2 Theoretical Framework

2.1 STEM, Instructions, Creativity and Technology

The use of technology in education is in line with societal changes and the necessity of promoting students’ knowledge and skills related to STEM field at early ages (Brophy et al. 2008; Sorkin et al. 2007). Even considering more traditional studies, a small to moderate effect is suggested in favor of having technology-enhanced activities, i.e., computer technology, compared to traditional ones (Tamim et al. 2011). However, the simple “presence” of technology is too vague of a factor to examine such interventions. Our main concern here is less about its presence and more about how the activities and tools are engineered, considering, especially, the learning purposes.

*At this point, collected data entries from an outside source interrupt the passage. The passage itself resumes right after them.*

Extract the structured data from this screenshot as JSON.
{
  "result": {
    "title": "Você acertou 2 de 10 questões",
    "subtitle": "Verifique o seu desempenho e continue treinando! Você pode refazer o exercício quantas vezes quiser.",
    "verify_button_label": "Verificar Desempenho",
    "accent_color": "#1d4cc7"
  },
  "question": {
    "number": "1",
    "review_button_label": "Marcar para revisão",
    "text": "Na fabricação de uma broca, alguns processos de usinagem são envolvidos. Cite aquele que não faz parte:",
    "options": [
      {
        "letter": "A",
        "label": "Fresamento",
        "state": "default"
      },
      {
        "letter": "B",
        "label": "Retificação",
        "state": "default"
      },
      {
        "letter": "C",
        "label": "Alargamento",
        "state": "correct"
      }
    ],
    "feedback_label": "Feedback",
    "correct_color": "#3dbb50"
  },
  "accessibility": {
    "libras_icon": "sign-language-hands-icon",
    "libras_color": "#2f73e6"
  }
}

Explicit and structured instruction are considered important components for effective learning when the goal is to develop scientific reasoning and heuristics, as in experiments based on the control-of-variables strategy. In this paradigm, one variable should be manipulated while the others remain constant, to facilitate interpretation of the results (Lazonder and Egberink 2014; Lorch et al. 2010). Nonetheless, this approach makes creative ideas more difficult to be selected for students (Rietzschel et al. 2010). On the other hand, learning and generating ideas in open-ended environments, such as makerspaces, was recognized by engineering students as being more difficult and time consuming than in traditional laboratories, since those spaces require more creativity and problem solving skills (Burkett et al. 2014), which are part of new curricular standards in the United States and elsewhere (NGSS Lead States, 2013).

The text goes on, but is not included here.